Una cosa lleva a la otra y sin darme cuenta me hallaba dentro. La curiosidad mata al más temible de los gatos y yo no soy más que un perro. Una oscuridad roja nos abrazaba al entrar escoltándonos hasta llegar a nuestros asientos. Eran tres bancas largas y muy estrechas, de madera y sin respaldar. Éstas acechaban contra la pared a un pequeño altillo decorado con minúsculos espejos recortados en cuadrados y acomodados intercalados.
Cuando entramos ya había gente esperando. Personajes de diferentes sueños yacían derrumbados en sus asientos. Manuel, lánguido albañil, padre de 3 niñas, comentó que solía asistir a uno o dos espectáculos antes de enrumbar a su hogar. Miguel parecía no pasar los 19 años. Una colorida gorrita de básquetbol coronaba esa juventud física que protegía con polo holgado y “short-pantalón” hasta los tobillos. Sentado dócilmente masticaba un chicle y observaba la pared perdido en un mar de irresponsabilidad y despreocupación. A mi espalda se encontraban los típicos caseritos que con total soltura rondaban aguardando su festín. La clientela iba abultándose alrededor del escenario conforme corrían los minutos y las ansias. El murmullo se hacía queja y ya no había tiempo para más sosiego.
La música bailable mudó a melodías roqueras y románticas. Un cuerpo juvenil muy entrado en voluptuosas carnes y desprovisto de mitigantes prendas balanceaba sus caderas cadenciosas y dulzonas al ritmo de su felina sensualidad. Una diminuta tanga turquesa reposaba despierta en su bronceada cintura alada. Suaves vaivenes circulares liberaban nuestras mentes condenadas al patíbulo de los sueños y las fantasías insatisfechas. Su rostro vivía perdido en sus aparentes 17 años. La mirada fija en su vergüenza apuntaba seria, firme y triste al vértice formado por el techo y la pared del fondo. Maldita dicotomía que avivaba los latidos de aquellos adictos al abuso, la violación y el poder.
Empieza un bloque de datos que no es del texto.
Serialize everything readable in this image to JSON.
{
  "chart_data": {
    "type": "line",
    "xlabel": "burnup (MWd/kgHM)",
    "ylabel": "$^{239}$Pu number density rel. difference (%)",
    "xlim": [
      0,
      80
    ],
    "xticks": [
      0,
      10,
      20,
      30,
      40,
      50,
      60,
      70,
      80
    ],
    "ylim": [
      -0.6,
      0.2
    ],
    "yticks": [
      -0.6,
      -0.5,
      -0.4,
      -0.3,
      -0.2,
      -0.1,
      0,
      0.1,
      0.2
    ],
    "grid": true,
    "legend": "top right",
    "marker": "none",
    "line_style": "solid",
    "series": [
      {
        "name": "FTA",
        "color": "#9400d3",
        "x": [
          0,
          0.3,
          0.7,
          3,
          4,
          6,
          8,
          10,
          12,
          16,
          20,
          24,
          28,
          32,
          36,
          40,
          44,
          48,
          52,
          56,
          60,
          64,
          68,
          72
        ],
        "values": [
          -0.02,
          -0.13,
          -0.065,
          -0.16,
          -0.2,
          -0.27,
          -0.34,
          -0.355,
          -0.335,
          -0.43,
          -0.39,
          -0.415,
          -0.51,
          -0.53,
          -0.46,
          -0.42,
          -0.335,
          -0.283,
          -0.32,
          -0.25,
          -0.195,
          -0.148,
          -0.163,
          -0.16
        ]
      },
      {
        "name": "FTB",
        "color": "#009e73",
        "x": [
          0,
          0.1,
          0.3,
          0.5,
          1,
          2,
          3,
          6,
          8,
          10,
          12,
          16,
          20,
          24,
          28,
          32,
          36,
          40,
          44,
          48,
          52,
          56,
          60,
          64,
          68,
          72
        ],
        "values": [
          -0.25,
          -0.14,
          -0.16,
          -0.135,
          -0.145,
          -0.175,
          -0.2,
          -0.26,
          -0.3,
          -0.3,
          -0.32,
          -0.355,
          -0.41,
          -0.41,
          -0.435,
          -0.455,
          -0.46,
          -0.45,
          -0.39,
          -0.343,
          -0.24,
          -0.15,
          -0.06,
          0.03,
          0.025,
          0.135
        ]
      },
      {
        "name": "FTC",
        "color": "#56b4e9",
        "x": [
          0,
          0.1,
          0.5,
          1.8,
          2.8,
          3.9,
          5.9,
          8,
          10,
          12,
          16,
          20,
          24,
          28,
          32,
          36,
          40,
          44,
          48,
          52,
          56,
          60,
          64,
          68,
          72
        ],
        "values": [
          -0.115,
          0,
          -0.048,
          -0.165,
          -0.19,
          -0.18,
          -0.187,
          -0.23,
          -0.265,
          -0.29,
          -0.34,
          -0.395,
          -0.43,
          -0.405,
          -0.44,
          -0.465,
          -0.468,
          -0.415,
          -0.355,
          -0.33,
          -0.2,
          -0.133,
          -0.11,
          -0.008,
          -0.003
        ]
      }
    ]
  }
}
Xiomara se apoyaba en cuatro patas y quebraba sus curvos atributos una y otra vez. De adelante para atrás y de atrás para adelante. Nunca prestaba sus ojos a nadie y menos regalaba una sonrisa.
La canción cursaba la mitad de su existencia cuando su sostén desabrochado se retorcía lento en el aire sin ganas de conocer el suelo. Tamaña arbitrariedad descubría unos pechos de luna de miel cruelmente despojados de su intimidad.
El desfile en vivo y en directo estaba por llegar. Virginalmente, Xiomara desciende de la nube de su altillo. Se coloca a medio metro del primero de los veinte morbosos asistentes y con la mano en la cintura, deja caer su pelvis de un lado al otro hasta rozar el suelo. Se levantó enérgicamente y giró su cuerpo sobre el eje de su pie izquierdo. Así, se colocó de espaldas a un señor canoso que no dudó en acercar su cobriza y arrugada mano para auscultar la entrepierna la muchacha. Mientras ella, con las piernas rectas y verticales, agachaba la cabeza quebrándose en dos y consintiendo a sus cabellos largos besar su mundo. De esta manera, Xiomara peregrinaba oscuramente las bancas mientras las manos iban y venían. A veces de a dos, a veces de a tres; las que se animaran, las que entraran.
Xiomara volvió a su cumbre mientras la batería de la canción vaticinaban su hasta luego. Con la tanga casi afuera, se agachó a recoger su sujetador mientras ensayaba una artística despedida. Mi corazón no aguantó más y sin dudarlo busqué escapar. Caminé hacia la calle y mientras cruzaba el umbral de la puerta logré escuchar: “No te vayas flaco, faltan 5 chicas más”.